Labour and tax reforms are needed to boost employment creation in apparel and leather sectors as the two segments can become vehicles for broader social transformation in the country, the Economic Survey for 2016-17 said.
Noting that in both apparel and footwear sectors, tax and tariff policies create ‘distortions’ that impede India gaining export competitiveness, the Survey said that there is a need to undertake ‘rationalisation’ of domestic policies which are inconsistent with global demand patterns.
It noted that India has an opportunity to push exports from apparel and leather sectors since rising wage levels in China have resulted in China stabilising or losing market share in these products, recommending labour and tax reforms to make the country globally competitive.
Apparel and Leather & Footwear sectors are eminently suitable for generating jobs that are formal and productive, providing bang-for-buck in terms of jobs created relative to investment and generating exports and growth, as per the Survey, which was tabled by Finance Minister Arun Jaitley in Parliament.
“India is well positioned to take advantage of China’s deteriorating competitiveness due to lower wage costs in most Indian states,” the report card of the state of the economy pointed out.
However, it observed that the space vacated by China is fast being taken over by Bangladesh and Vietnam in apparels; and Vietnam and Indonesia in case of leather and footwear, while Indian companies struggle in face of a set of common challenges related to logistics, labour regulations, tax and tariff policy and disadvantages emanating from international trading environment compared to competitor countries.
“An FTA with EU and UK in the case of apparel will offset an existing disadvantage by India’s competitors- Bangladesh, Vietnam and Ethiopia.
“In case of leather and footwear, the FTA might give India an advantage relative to competitors.
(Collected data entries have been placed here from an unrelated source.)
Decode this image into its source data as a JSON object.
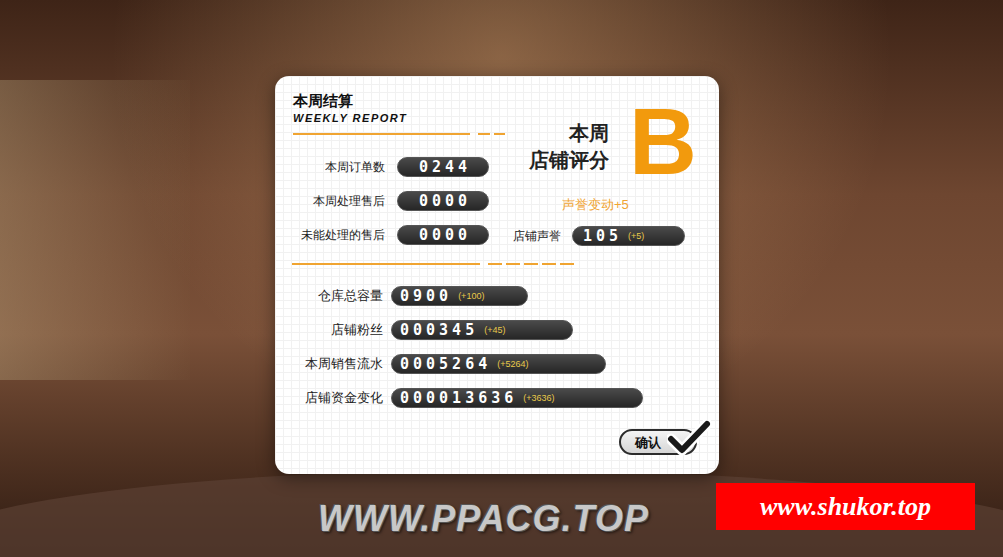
{
  "header": {
    "title": "本周结算",
    "subtitle": "WEEKLY REPORT"
  },
  "grade": {
    "label": [
      "本周",
      "店铺评分"
    ],
    "value": "B"
  },
  "stats": [
    {
      "label": "本周订单数",
      "value": "0244"
    },
    {
      "label": "本周处理售后",
      "value": "0000"
    },
    {
      "label": "未能处理的售后",
      "value": "0000"
    }
  ],
  "reputation": {
    "change": "声誉变动+5",
    "label": "店铺声誉",
    "value": "105",
    "delta": "(+5)"
  },
  "resources": [
    {
      "label": "仓库总容量",
      "value": "0900",
      "delta": "(+100)"
    },
    {
      "label": "店铺粉丝",
      "value": "000345",
      "delta": "(+45)"
    },
    {
      "label": "本周销售流水",
      "value": "0005264",
      "delta": "(+5264)"
    },
    {
      "label": "店铺资金变化",
      "value": "000013636",
      "delta": "(+3636)"
    }
  ],
  "confirm_button": {
    "label": "确认"
  },
  "watermarks": [
    "WWW.PPACG.TOP",
    "www.shukor.top"
  ]
}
In both cases, the incremental impact would be positive,” it said.
The introduction of GST offers an excellent opportunity to rationalise domestic indirect taxes so that they do not discriminate in apparels against the production of clothing that uses man-made fibers; and in the case of footwear against the production of non-leather based footwear, the survey said.
“On labour costs, India’s source of comparative advantage in this sector, also seem not to work in its favour due to problems like regulations on minimum overtime pay, onerous mandatory contributions that become de facto taxes for low-paid workers in small firms that result in a 45 per cent lower disposable salary, lack of flexibility in part-time work and high minimum wages in some cases,” noted the survey.
India imposes a 10 per cent tariff on man-made fibers vis- a-vis 6 per cent on cotton fibres.
The global demand for apparel is moving from cotton fibre products to manmade fibre and footwear of non-leather, it said, highlighting that India’s competitors enjoy better market access by way of zero or at least lower tariffs in the two major importing markets, namely, the US and EU.